Auftragsverarbeitung (Art. 28 DSGVO)
Grundlage für die Verarbeitung personenbezogener Daten, die Kunden in Pathlane einstellen.
Stand: Juli 2026
1. Gegenstand und Rollen
Der Kunde ist Verantwortlicher, der Anbieter Auftragsverarbeiter. Gegenstand ist die Verarbeitung personenbezogener Daten zur Bereitstellung der Recruiting- und Matching-Plattform.
2. Art der Daten und betroffene Personen
- Kandidatendaten: Stammdaten, Disziplin, Skills, Verfügbarkeit, Ort, Notizen
- Einwilligungsdaten: Zweck, Rechtsgrundlage, Zeitraum, Widerruf
- Nutzerdaten des Kunden: Anmeldedaten, Rollen, Organisationszugehörigkeit
- Protokolldaten: Zugriffe, Entscheidungen, Begründungen
- Betroffene Personen: Bewerber und Talente, Mitarbeitende des Kunden
3. Weisungsrecht
Der Anbieter verarbeitet Daten ausschließlich auf dokumentierte Weisung des Kunden. Weisungen erfolgen über die Plattformkonfiguration oder schriftlich. Der Anbieter informiert, wenn eine Weisung nach seiner Auffassung gegen Datenschutzrecht verstößt.
4. Vertraulichkeit
Zur Verarbeitung eingesetzte Personen sind zur Vertraulichkeit verpflichtet und werden regelmäßig zum Datenschutz unterwiesen.
5. Technische und organisatorische Maßnahmen
- Verschlüsselte Übertragung und Verschlüsselung ruhender Daten beim Hoster
- Zeilenbasierte Zugriffsbeschränkung in der Datenbank; verborgene Profile ohne Freigabe technisch unsichtbar
- Rollen- und Rechtekonzept je Organisation, Mandantentrennung
- Append-only Protokollierung von Zugriffen und Entscheidungen
- Pseudonymisierung vor Übermittlung an KI-Dienstleister
- Regelmäßige Backups und Wiederherstellungstests
6. Subprozessoren
Der Kunde stimmt dem Einsatz von Subprozessoren für Hosting, Datenbank und Authentifizierung, E-Mail-Versand und KI-Vorschläge zu. Der Anbieter informiert über beabsichtigte Wechsel und räumt ein Widerspruchsrecht ein.
Die aktuelle Liste der Subprozessoren wird auf Anfrage an datenschutz@pathlane.app bereitgestellt.
7. Drittlandtransfer
Verarbeitung findet grundsätzlich in der EU statt. Sofern im Einzelfall ein Drittlandtransfer erforderlich ist, erfolgt dieser nur auf Grundlage geeigneter Garantien nach Art. 44 ff. DSGVO.
8. Unterstützung bei Betroffenenrechten
Der Anbieter unterstützt den Kunden bei Auskunft, Berichtigung, Löschung, Einschränkung, Datenübertragbarkeit und Widerspruch durch entsprechende Funktionen in der Plattform.

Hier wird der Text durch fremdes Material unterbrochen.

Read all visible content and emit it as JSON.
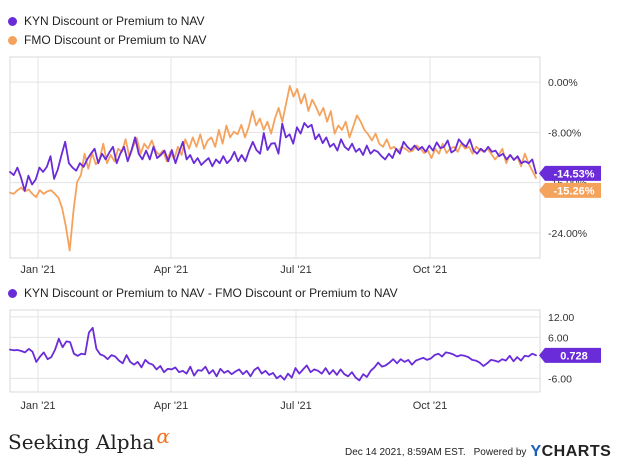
{
  "legend": {
    "series1": "KYN Discount or Premium to NAV",
    "series2": "FMO Discount or Premium to NAV",
    "series3": "KYN Discount or Premium to NAV - FMO Discount or Premium to NAV"
  },
  "colors": {
    "kyn": "#6a2bd8",
    "fmo": "#f5a25d",
    "grid": "#e3e3e3",
    "border": "#d8d8d8",
    "axis_text": "#333333"
  },
  "footer": {
    "brand_left": "Seeking Alpha",
    "alpha_glyph": "α",
    "timestamp": "Dec 14 2021, 8:59AM EST.",
    "powered": "Powered by",
    "brand_right": "YCHARTS"
  },
  "chart_data": [
    {
      "type": "line",
      "x_ticks": [
        "Jan '21",
        "Apr '21",
        "Jul '21",
        "Oct '21"
      ],
      "y_ticks": [
        "0.00%",
        "-8.00%",
        "-16.00%",
        "-24.00%"
      ],
      "y_tick_values": [
        0,
        -8,
        -16,
        -24
      ],
      "ylim": [
        -28,
        4
      ],
      "series": [
        {
          "name": "KYN Discount or Premium to NAV",
          "end_label": "-14.53%",
          "values": [
            -14.3,
            -14.8,
            -13.6,
            -15.2,
            -17.3,
            -14.9,
            -16.3,
            -15.5,
            -13.6,
            -14.3,
            -13.5,
            -11.8,
            -15.4,
            -13.9,
            -11.6,
            -9.5,
            -12.9,
            -13.6,
            -14.1,
            -12.9,
            -13.5,
            -12.3,
            -11.4,
            -10.6,
            -12.9,
            -11.4,
            -12.3,
            -11.2,
            -10.3,
            -12.9,
            -11.4,
            -10.3,
            -12.6,
            -10.9,
            -8.8,
            -11.4,
            -12.3,
            -10.9,
            -12.3,
            -10.3,
            -12.1,
            -11.6,
            -10.9,
            -12.6,
            -10.8,
            -12.9,
            -11.1,
            -9.5,
            -12.3,
            -11.6,
            -12.9,
            -12.1,
            -13.2,
            -12.6,
            -12.1,
            -13.4,
            -12.3,
            -12.9,
            -11.8,
            -12.9,
            -12.3,
            -11.1,
            -12.6,
            -11.6,
            -12.6,
            -10.9,
            -9.5,
            -10.8,
            -11.4,
            -8.1,
            -10.8,
            -9.8,
            -9.7,
            -11.4,
            -6.6,
            -8.8,
            -8.3,
            -9.8,
            -7.2,
            -8.2,
            -6.5,
            -7.2,
            -6.8,
            -9.1,
            -8.3,
            -9.7,
            -8.8,
            -10.3,
            -9.8,
            -10.9,
            -9.1,
            -10.3,
            -10.8,
            -9.8,
            -11.1,
            -10.6,
            -11.6,
            -10.1,
            -11.4,
            -10.8,
            -11.1,
            -11.8,
            -12.3,
            -11.4,
            -12.1,
            -10.6,
            -11.4,
            -9.5,
            -10.3,
            -10.8,
            -10.1,
            -10.8,
            -10.3,
            -11.1,
            -10.1,
            -10.9,
            -9.6,
            -10.5,
            -10.3,
            -9.3,
            -11.2,
            -10.8,
            -9.1,
            -9.8,
            -10.3,
            -9.1,
            -10.9,
            -11.4,
            -10.6,
            -11.1,
            -10.3,
            -11.1,
            -10.9,
            -11.8,
            -11.4,
            -12.3,
            -11.6,
            -12.4,
            -11.8,
            -12.9,
            -12.6,
            -12.9,
            -12.3,
            -14.53
          ]
        },
        {
          "name": "FMO Discount or Premium to NAV",
          "end_label": "-15.26%",
          "values": [
            -17.6,
            -17.8,
            -17.2,
            -16.8,
            -17.4,
            -17.1,
            -17.8,
            -18.3,
            -17.2,
            -17.8,
            -17.4,
            -17.2,
            -17.8,
            -18.4,
            -20.1,
            -23.1,
            -26.8,
            -20.6,
            -15.9,
            -14.8,
            -11.4,
            -13.8,
            -11.3,
            -13.1,
            -12.3,
            -9.8,
            -12.9,
            -11.6,
            -12.6,
            -10.6,
            -11.1,
            -9.1,
            -11.9,
            -10.3,
            -8.9,
            -11.4,
            -9.8,
            -10.6,
            -9.3,
            -10.9,
            -11.6,
            -10.9,
            -12.6,
            -11.1,
            -12.3,
            -10.3,
            -11.6,
            -9.1,
            -10.6,
            -8.8,
            -10.3,
            -8.3,
            -10.6,
            -9.3,
            -8.8,
            -10.3,
            -7.6,
            -9.8,
            -6.9,
            -8.8,
            -7.9,
            -8.3,
            -6.8,
            -8.8,
            -7.1,
            -4.6,
            -6.9,
            -5.8,
            -7.6,
            -6.3,
            -8.2,
            -5.8,
            -4.1,
            -6.3,
            -3.4,
            -0.6,
            -2.3,
            -1.1,
            -3.4,
            -1.9,
            -4.6,
            -2.8,
            -3.9,
            -5.3,
            -4.1,
            -6.3,
            -4.6,
            -8.2,
            -6.9,
            -7.6,
            -6.3,
            -8.8,
            -7.1,
            -5.3,
            -6.3,
            -7.6,
            -8.3,
            -9.3,
            -8.2,
            -9.8,
            -10.3,
            -9.1,
            -10.6,
            -10.3,
            -11.1,
            -10.3,
            -10.6,
            -11.1,
            -10.9,
            -10.1,
            -10.6,
            -11.3,
            -10.9,
            -12.1,
            -10.6,
            -11.4,
            -9.8,
            -11.3,
            -10.6,
            -10.3,
            -11.1,
            -9.8,
            -10.6,
            -10.3,
            -11.4,
            -10.3,
            -10.8,
            -11.1,
            -10.6,
            -11.4,
            -12.3,
            -11.6,
            -10.6,
            -12.9,
            -11.6,
            -12.3,
            -11.9,
            -13.4,
            -11.4,
            -12.9,
            -14.1,
            -15.26
          ]
        }
      ]
    },
    {
      "type": "line",
      "x_ticks": [
        "Jan '21",
        "Apr '21",
        "Jul '21",
        "Oct '21"
      ],
      "y_ticks": [
        "12.00",
        "6.00",
        "-6.00"
      ],
      "y_tick_values": [
        12,
        6,
        -6
      ],
      "ylim": [
        -10,
        14
      ],
      "series": [
        {
          "name": "KYN Discount or Premium to NAV - FMO Discount or Premium to NAV",
          "end_label": "0.728",
          "values": [
            2.4,
            2.2,
            2.3,
            2.0,
            1.6,
            2.6,
            1.8,
            -1.2,
            0.4,
            1.6,
            -0.4,
            0.2,
            2.4,
            5.6,
            3.1,
            4.8,
            4.6,
            1.2,
            0.6,
            1.2,
            1.0,
            7.4,
            8.8,
            2.6,
            1.0,
            0.6,
            -0.4,
            0.8,
            0.4,
            -0.8,
            -1.6,
            0.8,
            -1.2,
            -2.0,
            -1.2,
            -2.8,
            -0.6,
            -1.6,
            -2.0,
            -3.4,
            -2.4,
            -4.2,
            -3.2,
            -3.4,
            -2.8,
            -4.2,
            -3.8,
            -4.6,
            -2.6,
            -5.2,
            -3.6,
            -3.8,
            -2.6,
            -4.6,
            -3.6,
            -5.4,
            -3.2,
            -4.4,
            -3.8,
            -4.8,
            -4.0,
            -3.4,
            -4.8,
            -3.8,
            -5.4,
            -3.6,
            -2.8,
            -4.6,
            -3.8,
            -5.0,
            -4.4,
            -6.0,
            -5.2,
            -6.4,
            -4.6,
            -5.8,
            -3.0,
            -4.6,
            -3.4,
            -2.2,
            -4.2,
            -3.4,
            -3.8,
            -4.6,
            -3.0,
            -4.8,
            -3.6,
            -5.0,
            -3.4,
            -4.8,
            -5.4,
            -4.2,
            -5.8,
            -6.6,
            -4.8,
            -5.6,
            -3.8,
            -2.8,
            -1.4,
            -2.6,
            -2.2,
            -1.4,
            -0.4,
            -1.6,
            -0.4,
            -1.2,
            -0.6,
            -2.0,
            -0.8,
            -0.4,
            0.0,
            -0.6,
            -0.2,
            0.8,
            1.2,
            0.4,
            1.6,
            1.4,
            1.0,
            0.4,
            0.8,
            0.6,
            0.2,
            -0.6,
            -0.8,
            -1.4,
            -2.4,
            -1.6,
            -0.6,
            -0.8,
            -1.2,
            -0.4,
            -0.8,
            0.6,
            -1.0,
            0.2,
            -0.8,
            0.6,
            0.4,
            1.2,
            0.728
          ]
        }
      ]
    }
  ]
}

9. Meldung von Verletzungen
Der Anbieter meldet Verletzungen des Schutzes personenbezogener Daten unverzüglich nach Bekanntwerden und stellt die zur Meldung nach Art. 33 DSGVO erforderlichen Informationen bereit.
10. Löschung und Rückgabe
Nach Beendigung des Vertrags werden Daten nach Wahl des Kunden zurückgegeben oder gelöscht, soweit keine gesetzliche Aufbewahrungspflicht entgegensteht. Backups werden im Rahmen der regulären Rotation überschrieben.
11. Kontrollrechte
Der Kunde kann sich von der Einhaltung dieses Vertrags überzeugen. Der Anbieter erteilt hierzu Auskunft und stellt vorhandene Nachweise bereit; Vor-Ort-Prüfungen erfolgen nach Ankündigung und mit angemessener Rücksicht auf den Betrieb.
Dieser Text beschreibt die vorgesehene Auftragsverarbeitung. Für den Vertragsabschluss stellen wir auf Anfrage ein unterschriftsfähiges Dokument bereit.